Endovascular repair versus open repair for blunt traumatic aortic injury
Ohchoon Kwon1, Sub Lee1, Jun Woo Cho1, Nam Hee Park2, Keun Jik Kim3.
1Daegu catholic univ. hospital, Daegu, Korea, Republic of, 2Dongsan Medical Center, Daegu, Korea, Republic of, 3Kyungbuk National University Hospital, Daegu, Korea, Republic of.
OBJECTIVE: Blunt traumatic aortic injury(BTAI) is a rare disease, but its mortality has been reported to be as high as over 80%. Open repair has been established as the standard treatment for BTAI, however, endovascular repair is preferred in many medical centers after the introduction of endovascular stent grafting.

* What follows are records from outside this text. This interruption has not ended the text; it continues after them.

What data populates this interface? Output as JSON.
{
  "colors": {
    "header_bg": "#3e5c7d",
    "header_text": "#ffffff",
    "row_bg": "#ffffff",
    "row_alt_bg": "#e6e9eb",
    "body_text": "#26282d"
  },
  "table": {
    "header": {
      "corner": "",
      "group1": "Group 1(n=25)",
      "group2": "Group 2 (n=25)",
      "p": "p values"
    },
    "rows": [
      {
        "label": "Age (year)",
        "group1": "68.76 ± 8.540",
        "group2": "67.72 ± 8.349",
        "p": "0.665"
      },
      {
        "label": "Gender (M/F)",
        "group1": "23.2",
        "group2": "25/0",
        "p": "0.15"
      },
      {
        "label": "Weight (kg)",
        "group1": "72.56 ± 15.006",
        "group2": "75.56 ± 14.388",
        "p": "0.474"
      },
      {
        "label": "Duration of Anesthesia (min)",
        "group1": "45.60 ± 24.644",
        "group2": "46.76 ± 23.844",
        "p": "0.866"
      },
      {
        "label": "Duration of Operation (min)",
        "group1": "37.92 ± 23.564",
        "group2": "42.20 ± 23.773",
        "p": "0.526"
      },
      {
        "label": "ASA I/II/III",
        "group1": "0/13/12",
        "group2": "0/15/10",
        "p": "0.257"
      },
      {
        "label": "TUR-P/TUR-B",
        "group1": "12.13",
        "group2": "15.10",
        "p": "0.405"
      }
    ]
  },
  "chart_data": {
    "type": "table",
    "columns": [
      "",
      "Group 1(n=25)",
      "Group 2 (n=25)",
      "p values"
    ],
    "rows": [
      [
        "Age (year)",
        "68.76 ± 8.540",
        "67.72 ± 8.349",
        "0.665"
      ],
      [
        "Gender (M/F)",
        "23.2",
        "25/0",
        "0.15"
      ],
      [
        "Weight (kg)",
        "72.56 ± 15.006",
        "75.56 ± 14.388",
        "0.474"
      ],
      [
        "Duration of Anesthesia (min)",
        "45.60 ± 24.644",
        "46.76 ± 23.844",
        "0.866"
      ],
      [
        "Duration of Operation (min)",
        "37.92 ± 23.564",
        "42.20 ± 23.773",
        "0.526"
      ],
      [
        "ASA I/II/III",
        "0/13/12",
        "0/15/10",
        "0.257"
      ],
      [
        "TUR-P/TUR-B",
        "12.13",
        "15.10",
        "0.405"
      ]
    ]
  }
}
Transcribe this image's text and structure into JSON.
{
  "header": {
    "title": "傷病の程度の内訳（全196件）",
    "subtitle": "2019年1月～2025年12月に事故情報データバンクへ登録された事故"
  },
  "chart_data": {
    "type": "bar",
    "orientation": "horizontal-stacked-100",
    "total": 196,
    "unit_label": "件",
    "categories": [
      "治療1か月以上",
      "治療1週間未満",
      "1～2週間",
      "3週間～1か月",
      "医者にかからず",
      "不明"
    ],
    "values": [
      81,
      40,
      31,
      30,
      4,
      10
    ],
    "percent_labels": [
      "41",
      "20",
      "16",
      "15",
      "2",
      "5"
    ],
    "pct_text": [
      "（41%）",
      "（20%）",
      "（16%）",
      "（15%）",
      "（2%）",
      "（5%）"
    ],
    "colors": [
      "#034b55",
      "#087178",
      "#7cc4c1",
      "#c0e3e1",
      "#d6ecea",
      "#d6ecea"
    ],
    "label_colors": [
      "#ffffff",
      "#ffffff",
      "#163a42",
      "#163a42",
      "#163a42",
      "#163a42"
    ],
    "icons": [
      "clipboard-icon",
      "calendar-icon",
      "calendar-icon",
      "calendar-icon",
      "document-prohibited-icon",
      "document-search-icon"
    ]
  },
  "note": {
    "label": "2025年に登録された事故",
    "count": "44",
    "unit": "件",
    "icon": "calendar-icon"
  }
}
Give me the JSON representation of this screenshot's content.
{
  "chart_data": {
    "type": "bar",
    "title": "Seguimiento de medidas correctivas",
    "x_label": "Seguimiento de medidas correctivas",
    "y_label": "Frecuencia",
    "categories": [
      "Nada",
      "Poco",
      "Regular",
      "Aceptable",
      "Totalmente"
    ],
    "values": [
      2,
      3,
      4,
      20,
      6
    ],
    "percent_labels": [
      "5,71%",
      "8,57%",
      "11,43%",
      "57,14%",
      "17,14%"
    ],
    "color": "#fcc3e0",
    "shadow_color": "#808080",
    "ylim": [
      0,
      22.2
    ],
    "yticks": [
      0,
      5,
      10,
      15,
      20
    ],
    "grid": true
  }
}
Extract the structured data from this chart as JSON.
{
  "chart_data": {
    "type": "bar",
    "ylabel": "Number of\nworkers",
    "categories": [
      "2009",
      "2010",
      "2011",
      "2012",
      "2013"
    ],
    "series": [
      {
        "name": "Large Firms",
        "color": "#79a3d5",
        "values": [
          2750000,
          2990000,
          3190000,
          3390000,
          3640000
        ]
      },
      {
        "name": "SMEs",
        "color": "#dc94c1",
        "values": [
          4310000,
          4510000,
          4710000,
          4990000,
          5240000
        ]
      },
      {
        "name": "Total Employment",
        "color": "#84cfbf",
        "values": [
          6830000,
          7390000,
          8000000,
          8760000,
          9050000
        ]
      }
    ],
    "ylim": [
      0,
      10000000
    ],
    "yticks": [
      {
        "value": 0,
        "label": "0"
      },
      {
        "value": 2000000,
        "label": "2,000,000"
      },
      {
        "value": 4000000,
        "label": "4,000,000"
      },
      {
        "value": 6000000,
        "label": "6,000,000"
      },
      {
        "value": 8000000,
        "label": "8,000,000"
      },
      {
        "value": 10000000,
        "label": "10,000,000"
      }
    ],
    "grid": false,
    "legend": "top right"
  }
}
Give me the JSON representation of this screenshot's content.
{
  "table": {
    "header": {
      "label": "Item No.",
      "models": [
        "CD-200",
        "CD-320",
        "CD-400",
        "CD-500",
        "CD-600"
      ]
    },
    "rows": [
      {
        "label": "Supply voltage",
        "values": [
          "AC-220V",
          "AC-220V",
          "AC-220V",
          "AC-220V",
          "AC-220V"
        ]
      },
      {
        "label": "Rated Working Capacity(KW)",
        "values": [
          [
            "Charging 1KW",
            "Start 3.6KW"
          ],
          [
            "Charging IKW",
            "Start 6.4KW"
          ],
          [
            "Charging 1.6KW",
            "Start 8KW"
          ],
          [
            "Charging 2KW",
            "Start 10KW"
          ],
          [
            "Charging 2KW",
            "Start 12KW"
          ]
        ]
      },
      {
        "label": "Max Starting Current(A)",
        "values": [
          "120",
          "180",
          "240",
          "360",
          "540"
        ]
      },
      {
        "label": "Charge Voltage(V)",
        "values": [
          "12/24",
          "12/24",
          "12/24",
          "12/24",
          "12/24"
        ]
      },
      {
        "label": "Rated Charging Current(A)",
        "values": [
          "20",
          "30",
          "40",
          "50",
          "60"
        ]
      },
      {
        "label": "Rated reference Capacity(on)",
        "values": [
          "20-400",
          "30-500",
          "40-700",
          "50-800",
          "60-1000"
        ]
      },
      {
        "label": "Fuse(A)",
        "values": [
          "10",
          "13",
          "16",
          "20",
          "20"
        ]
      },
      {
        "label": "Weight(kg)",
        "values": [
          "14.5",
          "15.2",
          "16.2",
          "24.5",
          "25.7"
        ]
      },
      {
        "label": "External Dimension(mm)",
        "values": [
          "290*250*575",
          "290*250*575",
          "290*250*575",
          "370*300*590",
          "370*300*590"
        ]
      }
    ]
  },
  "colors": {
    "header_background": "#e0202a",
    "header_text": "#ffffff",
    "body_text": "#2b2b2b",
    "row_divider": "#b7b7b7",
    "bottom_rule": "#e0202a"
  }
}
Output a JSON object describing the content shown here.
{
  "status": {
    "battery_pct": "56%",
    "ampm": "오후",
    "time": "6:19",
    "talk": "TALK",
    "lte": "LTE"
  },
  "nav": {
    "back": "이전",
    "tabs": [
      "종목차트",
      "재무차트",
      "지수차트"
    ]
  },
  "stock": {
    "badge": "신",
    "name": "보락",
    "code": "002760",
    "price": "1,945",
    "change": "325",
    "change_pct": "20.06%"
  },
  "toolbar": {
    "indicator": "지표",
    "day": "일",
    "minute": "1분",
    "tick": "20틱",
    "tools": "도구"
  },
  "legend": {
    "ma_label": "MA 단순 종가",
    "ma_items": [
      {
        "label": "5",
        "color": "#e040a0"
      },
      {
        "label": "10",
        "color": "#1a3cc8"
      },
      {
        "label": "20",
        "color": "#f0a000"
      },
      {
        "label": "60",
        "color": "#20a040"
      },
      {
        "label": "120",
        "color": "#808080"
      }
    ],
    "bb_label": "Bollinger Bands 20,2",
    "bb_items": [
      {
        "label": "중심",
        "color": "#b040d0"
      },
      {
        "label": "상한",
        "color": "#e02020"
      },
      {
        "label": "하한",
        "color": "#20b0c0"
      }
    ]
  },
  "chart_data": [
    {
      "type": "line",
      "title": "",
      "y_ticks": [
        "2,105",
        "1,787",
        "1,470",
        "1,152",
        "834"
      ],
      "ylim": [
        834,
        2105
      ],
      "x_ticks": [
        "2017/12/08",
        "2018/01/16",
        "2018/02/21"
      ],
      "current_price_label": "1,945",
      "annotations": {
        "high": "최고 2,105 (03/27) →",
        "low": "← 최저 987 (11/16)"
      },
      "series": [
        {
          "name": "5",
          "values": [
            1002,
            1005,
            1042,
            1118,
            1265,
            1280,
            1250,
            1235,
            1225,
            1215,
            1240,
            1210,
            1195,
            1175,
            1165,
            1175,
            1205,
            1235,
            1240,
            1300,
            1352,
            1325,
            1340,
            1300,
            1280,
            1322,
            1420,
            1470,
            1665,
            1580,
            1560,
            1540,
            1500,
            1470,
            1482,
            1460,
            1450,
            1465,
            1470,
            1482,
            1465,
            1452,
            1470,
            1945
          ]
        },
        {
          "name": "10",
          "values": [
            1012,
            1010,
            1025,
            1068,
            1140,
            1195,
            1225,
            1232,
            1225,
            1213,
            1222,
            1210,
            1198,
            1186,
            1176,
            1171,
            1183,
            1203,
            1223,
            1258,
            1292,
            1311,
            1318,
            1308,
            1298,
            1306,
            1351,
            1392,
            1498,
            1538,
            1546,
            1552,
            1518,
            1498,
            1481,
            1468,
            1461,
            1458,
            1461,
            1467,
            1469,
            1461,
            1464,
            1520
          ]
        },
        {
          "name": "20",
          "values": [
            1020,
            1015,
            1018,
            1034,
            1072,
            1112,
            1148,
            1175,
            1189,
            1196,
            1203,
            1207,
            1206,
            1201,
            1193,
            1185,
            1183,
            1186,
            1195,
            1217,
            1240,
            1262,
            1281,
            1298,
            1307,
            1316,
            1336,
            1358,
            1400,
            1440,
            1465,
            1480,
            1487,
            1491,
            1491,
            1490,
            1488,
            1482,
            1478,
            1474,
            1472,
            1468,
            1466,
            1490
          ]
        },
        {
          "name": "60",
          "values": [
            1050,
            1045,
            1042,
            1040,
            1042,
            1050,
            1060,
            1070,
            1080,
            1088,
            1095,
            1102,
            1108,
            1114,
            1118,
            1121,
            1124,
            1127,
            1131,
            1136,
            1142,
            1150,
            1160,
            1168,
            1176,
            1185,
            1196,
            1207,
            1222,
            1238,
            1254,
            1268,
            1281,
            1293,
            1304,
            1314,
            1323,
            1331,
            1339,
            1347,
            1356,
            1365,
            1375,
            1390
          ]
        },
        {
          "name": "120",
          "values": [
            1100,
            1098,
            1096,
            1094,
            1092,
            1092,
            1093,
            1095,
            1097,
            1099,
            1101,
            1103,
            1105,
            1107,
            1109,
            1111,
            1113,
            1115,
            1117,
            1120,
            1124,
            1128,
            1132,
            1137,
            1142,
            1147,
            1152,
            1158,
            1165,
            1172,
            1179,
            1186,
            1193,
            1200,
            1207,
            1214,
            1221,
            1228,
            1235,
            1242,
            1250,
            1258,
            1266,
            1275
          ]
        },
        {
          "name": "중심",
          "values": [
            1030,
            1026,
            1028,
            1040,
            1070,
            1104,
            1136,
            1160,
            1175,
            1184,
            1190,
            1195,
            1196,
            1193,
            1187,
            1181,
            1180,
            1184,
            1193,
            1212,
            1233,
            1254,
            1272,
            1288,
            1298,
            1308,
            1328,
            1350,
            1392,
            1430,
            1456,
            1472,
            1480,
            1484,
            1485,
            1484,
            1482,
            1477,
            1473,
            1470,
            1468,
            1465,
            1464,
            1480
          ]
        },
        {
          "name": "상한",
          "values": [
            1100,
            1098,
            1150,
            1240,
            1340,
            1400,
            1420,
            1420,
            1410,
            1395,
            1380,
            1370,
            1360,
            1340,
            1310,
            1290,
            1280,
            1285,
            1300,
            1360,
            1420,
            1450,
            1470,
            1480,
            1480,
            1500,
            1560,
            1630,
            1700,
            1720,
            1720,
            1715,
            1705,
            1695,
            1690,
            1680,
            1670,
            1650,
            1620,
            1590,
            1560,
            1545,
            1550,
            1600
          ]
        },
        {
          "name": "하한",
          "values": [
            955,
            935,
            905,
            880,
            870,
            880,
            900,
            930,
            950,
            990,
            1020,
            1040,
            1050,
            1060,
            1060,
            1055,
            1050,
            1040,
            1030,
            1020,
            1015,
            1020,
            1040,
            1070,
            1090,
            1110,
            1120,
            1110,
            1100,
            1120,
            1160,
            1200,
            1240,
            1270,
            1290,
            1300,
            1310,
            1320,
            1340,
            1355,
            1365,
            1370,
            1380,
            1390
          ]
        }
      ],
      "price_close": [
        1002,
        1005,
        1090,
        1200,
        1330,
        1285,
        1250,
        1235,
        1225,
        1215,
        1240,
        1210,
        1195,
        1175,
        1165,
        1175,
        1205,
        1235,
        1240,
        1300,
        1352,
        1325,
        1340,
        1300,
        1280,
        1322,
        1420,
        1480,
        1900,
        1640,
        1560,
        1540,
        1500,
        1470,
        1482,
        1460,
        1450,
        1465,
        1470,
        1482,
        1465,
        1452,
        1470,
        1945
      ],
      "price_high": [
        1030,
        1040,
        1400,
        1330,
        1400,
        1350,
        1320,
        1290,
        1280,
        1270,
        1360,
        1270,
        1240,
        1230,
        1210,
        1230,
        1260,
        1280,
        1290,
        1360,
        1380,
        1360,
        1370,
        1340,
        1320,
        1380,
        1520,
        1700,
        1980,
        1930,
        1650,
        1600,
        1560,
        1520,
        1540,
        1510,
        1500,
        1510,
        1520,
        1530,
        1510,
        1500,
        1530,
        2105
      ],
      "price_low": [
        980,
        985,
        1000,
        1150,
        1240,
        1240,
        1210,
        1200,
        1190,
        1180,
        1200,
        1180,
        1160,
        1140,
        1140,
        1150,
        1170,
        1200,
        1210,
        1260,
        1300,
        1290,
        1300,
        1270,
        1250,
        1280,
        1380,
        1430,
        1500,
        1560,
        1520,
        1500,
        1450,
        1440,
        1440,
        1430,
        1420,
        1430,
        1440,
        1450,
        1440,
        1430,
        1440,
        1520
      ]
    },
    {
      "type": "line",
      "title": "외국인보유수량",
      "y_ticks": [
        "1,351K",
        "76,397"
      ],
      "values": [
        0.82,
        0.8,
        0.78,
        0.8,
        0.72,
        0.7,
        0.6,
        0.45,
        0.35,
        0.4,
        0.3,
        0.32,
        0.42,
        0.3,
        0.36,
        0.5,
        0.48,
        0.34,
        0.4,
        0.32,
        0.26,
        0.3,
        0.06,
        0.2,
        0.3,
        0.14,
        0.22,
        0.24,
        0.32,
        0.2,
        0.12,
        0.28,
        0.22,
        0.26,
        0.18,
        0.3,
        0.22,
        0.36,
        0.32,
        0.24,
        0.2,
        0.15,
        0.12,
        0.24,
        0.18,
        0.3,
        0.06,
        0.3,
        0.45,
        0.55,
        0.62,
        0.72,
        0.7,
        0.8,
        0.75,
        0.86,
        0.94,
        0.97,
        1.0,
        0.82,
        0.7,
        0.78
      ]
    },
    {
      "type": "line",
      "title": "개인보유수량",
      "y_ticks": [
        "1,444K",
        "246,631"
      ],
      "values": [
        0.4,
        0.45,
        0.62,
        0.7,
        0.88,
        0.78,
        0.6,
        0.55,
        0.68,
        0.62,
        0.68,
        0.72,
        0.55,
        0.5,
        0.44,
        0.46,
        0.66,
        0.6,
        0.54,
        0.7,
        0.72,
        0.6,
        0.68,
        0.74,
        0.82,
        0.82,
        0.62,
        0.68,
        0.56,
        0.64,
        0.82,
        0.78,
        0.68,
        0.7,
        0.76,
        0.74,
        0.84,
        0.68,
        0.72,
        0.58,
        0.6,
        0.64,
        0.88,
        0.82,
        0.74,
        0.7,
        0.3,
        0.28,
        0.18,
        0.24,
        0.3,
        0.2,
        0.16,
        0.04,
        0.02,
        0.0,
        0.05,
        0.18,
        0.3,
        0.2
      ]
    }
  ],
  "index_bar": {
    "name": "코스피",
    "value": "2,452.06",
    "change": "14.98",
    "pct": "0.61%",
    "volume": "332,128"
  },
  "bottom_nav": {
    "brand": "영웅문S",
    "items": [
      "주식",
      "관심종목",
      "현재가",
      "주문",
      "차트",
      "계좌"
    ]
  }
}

METHODS: The retrospective study was performed from March 2003 to August 2012 for the patients with BTAI. The endovascular repair was started from 2008 in our center. We analyzed the differences between the open repair group and endovascular repair group in terms of age, sex, time to procedure, injury severity score(ISS), dosage of heparin, bleeding volume, transfusion volume, period of ICU stay, period of hospital stay, and mortality.
RESULTS: A total of 30 patients(17 male) with the descending thoracic aorta injured by blunt trauma were treated. Among them, 11 patients were treated by open repair(OR) and, 19 patients were treated by endovascular repair(ER). The mean ages of the open repair group and endovascular repair group were 43.19 and 49.47, respectively(p=0.374). There was no statistical difference between the two groups in time to procedure(OR 95.9hr vs ER 74.89hr) or ISS(OR 26.27 vs ER 26.11). Dosage of heparin(OR 22181.82units vs ER 2894.74units, p<0.000), bleeding volume(OR 2045.45ml vs ER 252.63ml, p<0.000), and transfusion volume(OR 14units vs ER 2.42units, p<0.000) were statistically different between the two groups, but the period of ICU stay and hospital stay were not different. The endovascular repair group showed better results for mortality(open repair 18.8% vs endovascular repair 0%), but there was no statistical difference.
CONCLUSIONS: Although statistically no significant different mortality existed between the two groups, there was a tendency toward lower mortality in the endovascular group. Endovascular repair with lesser blood loss and transfusion volume can be used in BTAI over open repair, but the conformational changes of endovascular stent must be followed with these relatively younger aged patients.